When projecting to multiple scenarios, kuenm2 provides tools to quantify
and characterize differences using projection_changes(). This function
evaluates spatial changes and agreement levels among projections, aiding
the interpretation of temporal or scenario-based shifts in suitability.
To assess the consistency and reliability of model outputs, users can
explore projection variability (projection_variability()), which
accounts for differences arising from model replicates, parameter sets,
and climate models. With the MOP metric (projection_mop()) users can
evaluate extrapolation risks by identifying novel environmental
conditions in projection areas, offering a spatially explicit
representation of model uncertainty.
Users can check kuenm2 vignettes for a full explanation of the package
functionality. The vignettes can be checked online at the kuenm2
site under the menu Articles.
To build the vignettes when installing the package, if installing form
GitHub, make sure to use the argument build_vignettes = TRUE.
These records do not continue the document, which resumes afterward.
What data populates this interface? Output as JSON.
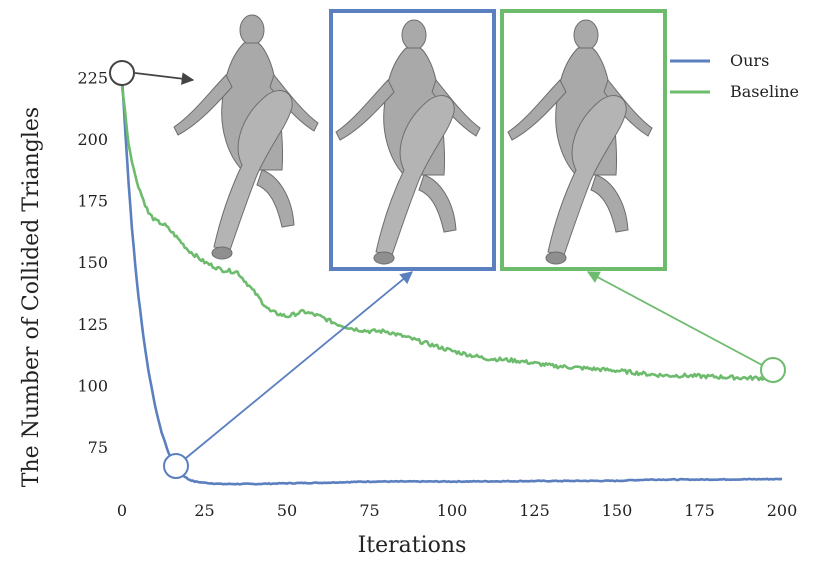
{
  "chart_data": {
    "type": "line",
    "xlabel": "Iterations",
    "ylabel": "The Number of Collided Triangles",
    "xlim": [
      0,
      200
    ],
    "ylim": [
      60,
      228
    ],
    "xticks": [
      "0",
      "25",
      "50",
      "75",
      "100",
      "125",
      "150",
      "175",
      "200"
    ],
    "yticks": [
      "75",
      "100",
      "125",
      "150",
      "175",
      "200",
      "225"
    ],
    "grid": false,
    "legend_position": "top-right",
    "series": [
      {
        "name": "Ours",
        "color": "#5b7fbf",
        "x": [
          0,
          1,
          2,
          3,
          4,
          5,
          6,
          7,
          8,
          9,
          10,
          11,
          12,
          13,
          14,
          15,
          16,
          17,
          18,
          19,
          20,
          22,
          25,
          30,
          40,
          50,
          60,
          75,
          100,
          125,
          150,
          160,
          175,
          200
        ],
        "y": [
          225,
          203,
          182,
          164,
          149,
          136,
          125,
          115,
          106,
          99,
          92,
          86,
          81,
          77,
          73,
          70,
          68,
          66,
          64,
          63,
          62,
          61,
          60.5,
          60,
          60,
          60.3,
          60.5,
          61,
          61,
          61.2,
          61.3,
          61.8,
          61.8,
          62
        ]
      },
      {
        "name": "Baseline",
        "color": "#6dbb6d",
        "x": [
          0,
          2,
          4,
          6,
          8,
          10,
          13,
          16,
          20,
          25,
          30,
          35,
          40,
          43,
          45,
          50,
          55,
          60,
          65,
          70,
          75,
          80,
          90,
          100,
          110,
          120,
          125,
          130,
          140,
          150,
          160,
          165,
          170,
          180,
          190,
          200
        ],
        "y": [
          222,
          198,
          185,
          177,
          170,
          167,
          165,
          161,
          155,
          150,
          147,
          146,
          138,
          133,
          130,
          128,
          130,
          128,
          125,
          123,
          122,
          122,
          118,
          114,
          111,
          110,
          109,
          108,
          107,
          106,
          104.5,
          104,
          104,
          103.5,
          103,
          103
        ]
      }
    ]
  }
}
Check each of the vignettes with the code below:
# Guide to basic data cleaning before the ENM process
vignette("basic_data_cleaning")
# Guide to prepare data for the ENM process
vignette("prepare_data")
# Guide to train and evaluate candidate models, and select based on performance
vignette("model_calibration")
# Guide to explore selected models, variable importance, response curves
vignette("model_exploration")
# Guide to predict models in geographic space (single scenarios)
vignette("model_predictions")
# Guide to project models in geographic space (multiple scenarios)
vignette("model_projections")
# Guide to explore variability and uncertainty in projections (multiple scenarios)
vignette("variability_and_uncertainty")
# Guide to make projections to multiple scenarios with layers from CHELSA Climate
vignette("projections_chelsa")To maintain high standards of code quality and documentation, we have used AI LLM tools in our package. We used these tools for grammatical polishing and exploring technical implementation strategies for specialized functions. We manually checked and tested all code and documentation refined with these tools.
We welcome contributions to improve kuenm2! To maintain the integrity
and performance of the package, we follow a few core principles:
- Quality over Quantity: We prioritize well-thought-out, stable improvements over frequent, minor changes. Please ensure your code is well-documented and follows the existing style of the package.
- Minimal Dependencies: One of the goals of
kuenm2is to remain efficient. We prefer solutions that use base R or existing dependencies. Proposals that introduce new package dependencies will be strictly evaluated for their necessity. - AI-Assisted Code: If you use AI agents (like Copilot, ChatGPT, or
Claude) to generate code alternatives or improvements, please:
- Manually verify the logic and accuracy of the output.
- Demonstrate the benefit via a benchmark for speed or a clear explanation of how it fixes a bug/improves readability. Describe this in your Pull Request.
- Testing: New features should include examples, and tests should be performed to ensure they work as intended and do not break existing workflows.
If you have an idea for a major change, please open an Issue first to discuss it with the maintainers.